Próxima fronteira para os estoques de maconha
O comércio internacional livre de plantas daninhas recreativas ainda está provavelmente a uma geração ou mais. Nos EUA, seria necessário um ato do Congresso para legalizar a maconha. Descobrir a maneira correta de importar o cânhamo será um esforço multiagência.

As regulamentações de nação para nação também parecem propiciar caminhos emergentes de comércio. Mesmo na Colômbia, onde os regulamentos são mais desenvolvidos, poucas empresas foram autorizadas a produzir e vender produtos de maconha.
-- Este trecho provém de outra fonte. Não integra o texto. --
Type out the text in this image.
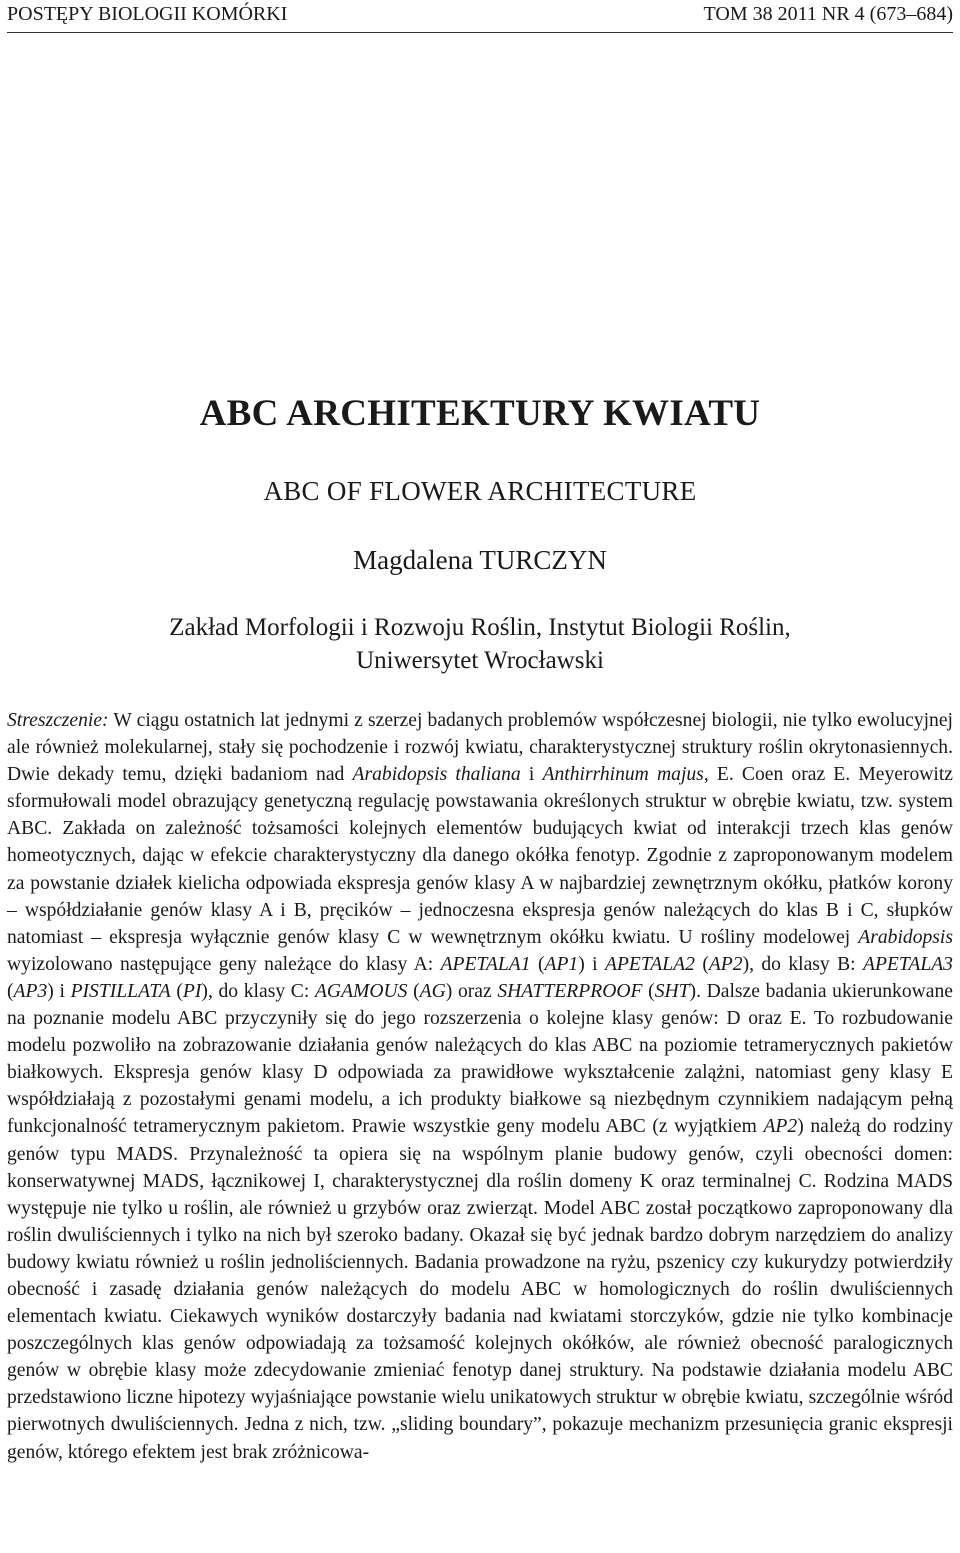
POSTĘPY BIOLOGII KOMÓRKI	TOM 38 2011 NR 4 (673–684)
ABC ARCHITEKTURY KWIATU
ABC OF FLOWER ARCHITECTURE
Magdalena TURCZYN
Zakład Morfologii i Rozwoju Roślin, Instytut Biologii Roślin,
Uniwersytet Wrocławski
Streszczenie: W ciągu ostatnich lat jednymi z szerzej badanych problemów współczesnej biologii, nie tylko ewolucyjnej ale również molekularnej, stały się pochodzenie i rozwój kwiatu, charakterystycznej struktury roślin okrytonasiennych. Dwie dekady temu, dzięki badaniom nad Arabidopsis thaliana i Anthirrhinum majus, E. Coen oraz E. Meyerowitz sformułowali model obrazujący genetyczną regulację powstawania określonych struktur w obrębie kwiatu, tzw. system ABC. Zakłada on zależność tożsamości kolejnych elementów budujących kwiat od interakcji trzech klas genów homeotycznych, dając w efekcie charakterystyczny dla danego okółka fenotyp. Zgodnie z zaproponowanym modelem za powstanie działek kielicha odpowiada ekspresja genów klasy A w najbardziej zewnętrznym okółku, płatków korony – współdziałanie genów klasy A i B, pręcików – jednoczesna ekspresja genów należących do klas B i C, słupków natomiast – ekspresja wyłącznie genów klasy C w wewnętrznym okółku kwiatu. U rośliny modelowej Arabidopsis wyizolowano następujące geny należące do klasy A: APETALA1 (AP1) i APETALA2 (AP2), do klasy B: APETALA3 (AP3) i PISTILLATA (PI), do klasy C: AGAMOUS (AG) oraz SHATTERPROOF (SHT). Dalsze badania ukierunkowane na poznanie modelu ABC przyczyniły się do jego rozszerzenia o kolejne klasy genów: D oraz E. To rozbudowanie modelu pozwoliło na zobrazowanie działania genów należących do klas ABC na poziomie tetramerycznych pakietów białkowych. Ekspresja genów klasy D odpowiada za prawidłowe wykształcenie zalążni, natomiast geny klasy E współdziałają z pozostałymi genami modelu, a ich produkty białkowe są niezbędnym czynnikiem nadającym pełną funkcjonalność tetramerycznym pakietom. Prawie wszystkie geny modelu ABC (z wyjątkiem AP2) należą do rodziny genów typu MADS. Przynależność ta opiera się na wspólnym planie budowy genów, czyli obecności domen: konserwatywnej MADS, łącznikowej I, charakterystycznej dla roślin domeny K oraz terminalnej C. Rodzina MADS występuje nie tylko u roślin, ale również u grzybów oraz zwierząt. Model ABC został początkowo zaproponowany dla roślin dwuliściennych i tylko na nich był szeroko badany. Okazał się być jednak bardzo dobrym narzędziem do analizy budowy kwiatu również u roślin jednoliściennych. Badania prowadzone na ryżu, pszenicy czy kukurydzy potwierdziły obecność i zasadę działania genów należących do modelu ABC w homologicznych do roślin dwuliściennych elementach kwiatu. Ciekawych wyników dostarczyły badania nad kwiatami storczyków, gdzie nie tylko kombinacje poszczególnych klas genów odpowiadają za tożsamość kolejnych okółków, ale również obecność paralogicznych genów w obrębie klasy może zdecydowanie zmieniać fenotyp danej struktury. Na podstawie działania modelu ABC przedstawiono liczne hipotezy wyjaśniające powstanie wielu unikatowych struktur w obrębie kwiatu, szczególnie wśród pierwotnych dwuliściennych. Jedna z nich, tzw. „sliding boundary”, pokazuje mechanizm przesunięcia granic ekspresji genów, którego efektem jest brak zróżnicowa-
Mas café, flores cortadas e outros produtos agrícolas da América Latina se tornaram commodities a granel. Cada membro da indústria de maconha acredita cada vez mais que a maconha seguirá o exemplo à medida que mais nações a legalizarem.

As empresas de maconha capazes de capitalizar a tendência poderiam obter uma vantagem, à medida que a competição aumentasse os preços.
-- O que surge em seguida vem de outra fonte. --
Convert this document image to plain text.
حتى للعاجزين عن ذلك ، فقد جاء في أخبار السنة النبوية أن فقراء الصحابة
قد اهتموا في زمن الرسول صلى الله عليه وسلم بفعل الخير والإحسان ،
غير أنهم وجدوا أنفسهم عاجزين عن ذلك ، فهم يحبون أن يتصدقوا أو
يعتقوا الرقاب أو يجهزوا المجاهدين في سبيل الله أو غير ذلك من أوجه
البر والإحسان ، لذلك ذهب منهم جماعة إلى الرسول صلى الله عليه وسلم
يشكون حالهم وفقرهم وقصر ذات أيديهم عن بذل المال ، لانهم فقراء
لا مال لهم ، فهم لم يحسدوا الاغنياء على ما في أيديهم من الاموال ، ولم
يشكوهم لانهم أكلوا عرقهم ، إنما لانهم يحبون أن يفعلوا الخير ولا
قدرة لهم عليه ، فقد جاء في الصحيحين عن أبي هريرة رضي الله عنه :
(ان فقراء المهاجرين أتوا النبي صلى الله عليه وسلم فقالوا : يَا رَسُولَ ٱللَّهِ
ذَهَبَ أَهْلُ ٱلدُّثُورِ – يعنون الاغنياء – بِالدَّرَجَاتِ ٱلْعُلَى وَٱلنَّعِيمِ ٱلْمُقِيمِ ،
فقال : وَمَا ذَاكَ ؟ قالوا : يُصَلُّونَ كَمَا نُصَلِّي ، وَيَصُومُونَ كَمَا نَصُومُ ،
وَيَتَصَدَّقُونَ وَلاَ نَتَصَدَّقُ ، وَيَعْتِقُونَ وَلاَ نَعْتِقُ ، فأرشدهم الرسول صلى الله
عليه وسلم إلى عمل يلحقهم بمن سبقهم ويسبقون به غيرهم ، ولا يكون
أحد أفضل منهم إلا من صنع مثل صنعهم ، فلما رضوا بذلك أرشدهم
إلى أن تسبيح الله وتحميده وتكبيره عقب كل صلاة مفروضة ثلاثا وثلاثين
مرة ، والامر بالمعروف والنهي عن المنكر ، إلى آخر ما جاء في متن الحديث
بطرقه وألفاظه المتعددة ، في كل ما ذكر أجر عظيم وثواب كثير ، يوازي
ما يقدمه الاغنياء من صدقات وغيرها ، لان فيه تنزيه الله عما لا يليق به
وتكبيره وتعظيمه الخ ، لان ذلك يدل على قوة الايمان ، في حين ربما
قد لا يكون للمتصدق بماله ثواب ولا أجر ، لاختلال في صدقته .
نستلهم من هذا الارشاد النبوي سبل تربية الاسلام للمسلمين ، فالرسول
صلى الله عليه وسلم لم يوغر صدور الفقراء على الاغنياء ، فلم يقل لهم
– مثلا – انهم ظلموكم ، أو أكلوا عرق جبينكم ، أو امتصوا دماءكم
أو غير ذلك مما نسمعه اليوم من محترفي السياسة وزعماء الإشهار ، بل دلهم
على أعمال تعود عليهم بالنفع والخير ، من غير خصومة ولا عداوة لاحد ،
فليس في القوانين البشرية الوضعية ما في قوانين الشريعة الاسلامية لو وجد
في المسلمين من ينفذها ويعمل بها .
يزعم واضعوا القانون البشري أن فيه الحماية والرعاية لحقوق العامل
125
Enquanto isso, os produtores do Canadá estão lutando para atender às altas expectativas. E o crescente interesse na América Latina também ocorre quando os investidores em ações de maconha buscam a próxima fronteira para grandes retornos.
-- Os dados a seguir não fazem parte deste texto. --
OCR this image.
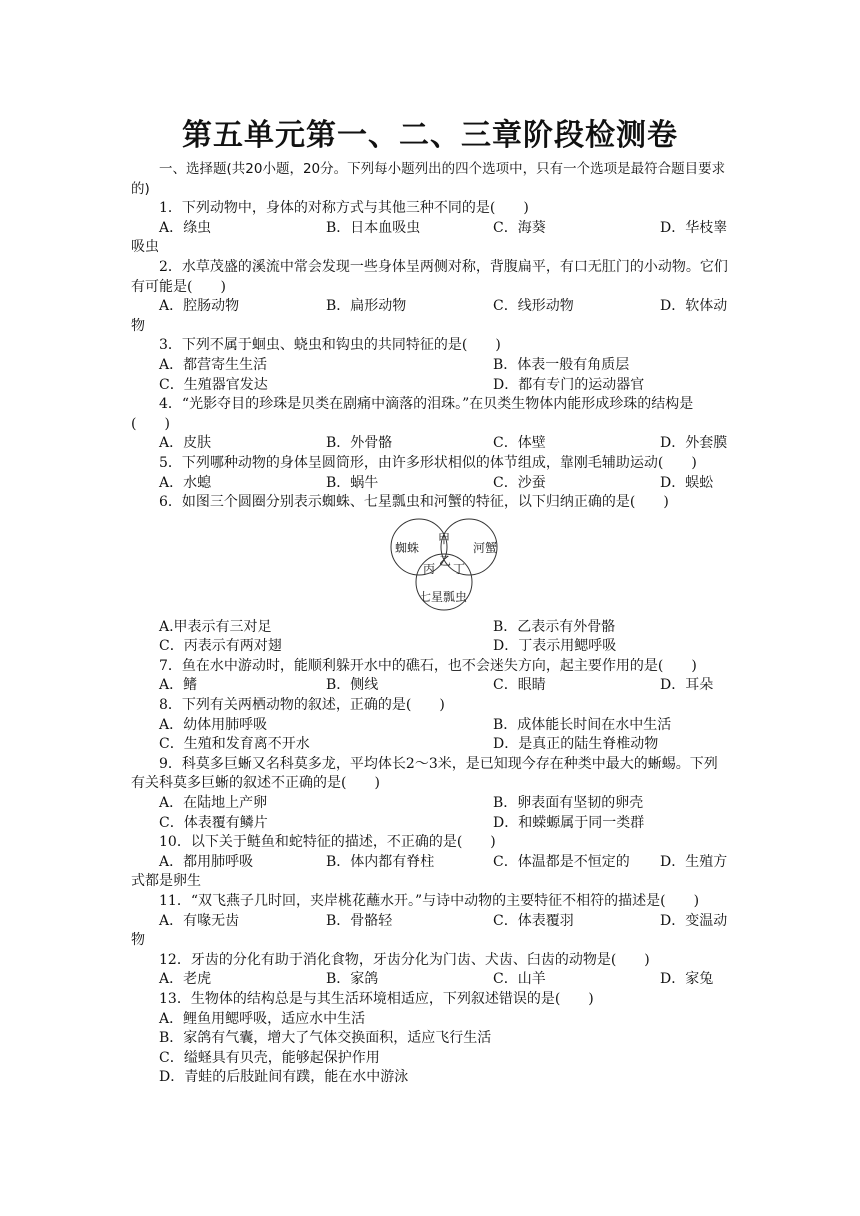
第五单元第一、二、三章阶段检测卷

一、选择题(共20小题，20分。下列每小题列出的四个选项中，只有一个选项是最符合题目要求的)

1．下列动物中，身体的对称方式与其他三种不同的是(　　)

A．绦虫	B．日本血吸虫	C．海葵	D．华枝睾

吸虫

2．水草茂盛的溪流中常会发现一些身体呈两侧对称，背腹扁平，有口无肛门的小动物。它们有可能是(　　)

A．腔肠动物	B．扁形动物	C．线形动物	D．软体动

物

3．下列不属于蛔虫、蛲虫和钩虫的共同特征的是(　　)

A．都营寄生生活	B．体表一般有角质层
C．生殖器官发达	D．都有专门的运动器官

4．“光影夺目的珍珠是贝类在剧痛中滴落的泪珠。”在贝类生物体内能形成珍珠的结构是(　　)

A．皮肤	B．外骨骼	C．体壁	D．外套膜

5．下列哪种动物的身体呈圆筒形，由许多形状相似的体节组成，靠刚毛辅助运动(　　)

A．水螅	B．蜗牛	C．沙蚕	D．蜈蚣

6．如图三个圆圈分别表示蜘蛛、七星瓢虫和河蟹的特征，以下归纳正确的是(　　)

蜘蛛	河蟹
七星瓢虫
甲
乙
丙 丁
A.甲表示有三对足	B．乙表示有外骨骼
C．丙表示有两对翅	D．丁表示用鳃呼吸

7．鱼在水中游动时，能顺利躲开水中的礁石，也不会迷失方向，起主要作用的是(　　)

A．鳍	B．侧线	C．眼睛	D．耳朵

8．下列有关两栖动物的叙述，正确的是(　　)

A．幼体用肺呼吸	B．成体能长时间在水中生活
C．生殖和发育离不开水	D．是真正的陆生脊椎动物

9．科莫多巨蜥又名科莫多龙，平均体长2～3米，是已知现今存在种类中最大的蜥蜴。下列有关科莫多巨蜥的叙述不正确的是(　　)

A．在陆地上产卵	B．卵表面有坚韧的卵壳
C．体表覆有鳞片	D．和蝾螈属于同一类群

10．以下关于鲢鱼和蛇特征的描述，不正确的是(　　)

A．都用肺呼吸	B．体内都有脊柱	C．体温都是不恒定的	D．生殖方

式都是卵生

11．“双飞燕子几时回，夹岸桃花蘸水开。”与诗中动物的主要特征不相符的描述是(　　)

A．有喙无齿	B．骨骼轻	C．体表覆羽	D．变温动

物

12．牙齿的分化有助于消化食物，牙齿分化为门齿、犬齿、臼齿的动物是(　　)

A．老虎	B．家鸽	C．山羊	D．家兔

13．生物体的结构总是与其生活环境相适应，下列叙述错误的是(　　)

A．鲤鱼用鳃呼吸，适应水中生活

B．家鸽有气囊，增大了气体交换面积，适应飞行生活

C．缢蛏具有贝壳，能够起保护作用

D．青蛙的后肢趾间有蹼，能在水中游泳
'Grandes oportunidades de negócios'

Ao mesmo tempo, a América Latina está repensando suas políticas de drogas após anos de turbulência. O Uruguai em 2013 se tornou a primeira nação do mundo a legalizar a maconha recreativa. Colômbia, México, Argentina, Brasil, Peru, Paraguai e Chile permitem pelo menos algum grau de uso ou cultivo de maconha medicinal. Mas as estruturas legais para os negócios permanecem rígidas ou subdesenvolvidas.

Espera-se que os negócios legais nessas nações permaneçam relativamente pequenos nos próximos anos. A empresa de pesquisa BDS Analytics prevê que os gastos legais com maconha medicinal nesses países, excluindo o Paraguai, atingirão US $ 547 milhões até 2024. Os US $ 441 milhões do México constituirão a grande maioria.

Por outro lado, o BDS espera que os gastos legais gerais nos EUA e no Canadá aumentem para US $ 34 bilhões nesse período. Mas os insiders ainda veem um enorme potencial na América Latina.

"O grande número de habitantes, as condições ideais de crescimento em grandes partes da região e as jurisdições em favor da produção para exportação sinalizam oportunidades de negócios potencialmente enormes", escreveu Alfredo Pascual, analista internacional da publicação do setor Marijuana Business Daily, em um relatório de setembro.

Colômbia lidera o caminho para as empresas de maconha
O México pode ter o maior mercado dentro de suas fronteiras. Mas mais investidores acreditam que a Colômbia, onde a maconha medicinal foi legalizada em 2015, oferece o melhor clima. Isso é literal e figurativamente. Quando perguntado quanto a Colômbia poderia exportar nos próximos cinco anos, Tom Adams, diretor administrativo da BDS, inteligência do setor, disse em uma entrevista: "Mais do que o mundo poderia consumir".

O equador atravessa a metade inferior da Colômbia, proporcionando às culturas uma dieta constante de clima quente e 12 horas de luz solar. Isso permite que os produtores acumulem até cinco ciclos de cultivo ao ar livre em um ano em trechos abertos de terra arável e solo vulcânico e rico em orgânicos. Em áreas mais ao norte, os produtores podem percorrer um ciclo ao ar livre por ano.

"Nós esperamos ser o celeiro da cannabis, eu acho", disse Kyle Detwiler, CEO da Northern Swan Holdings, com sede em Nova York, em uma entrevista. Sua empresa de investimentos apóia uma empresa de cannabis na Colômbia.

Os produtores de cannabis da Colômbia podem exportar óleos, extratos e isolados de cannabis. Eles podem cultivar cannabis e também vender cosméticos infundidos com extratos que vêm de fora do país. Mas eles não podem vendê-lo internamente ou exportá-lo na forma de broto seco.

A BDS Analytics, em um relatório em junho, disse que quando as empresas de maconha com fome de lucro desciam da Colômbia do exterior, seu interesse era "claramente compartilhado" pelo governo da Colômbia. Os reguladores haviam distribuído quase 260 licenças até o final de julho, a maioria para cultivo, segundo o relatório de Pascual.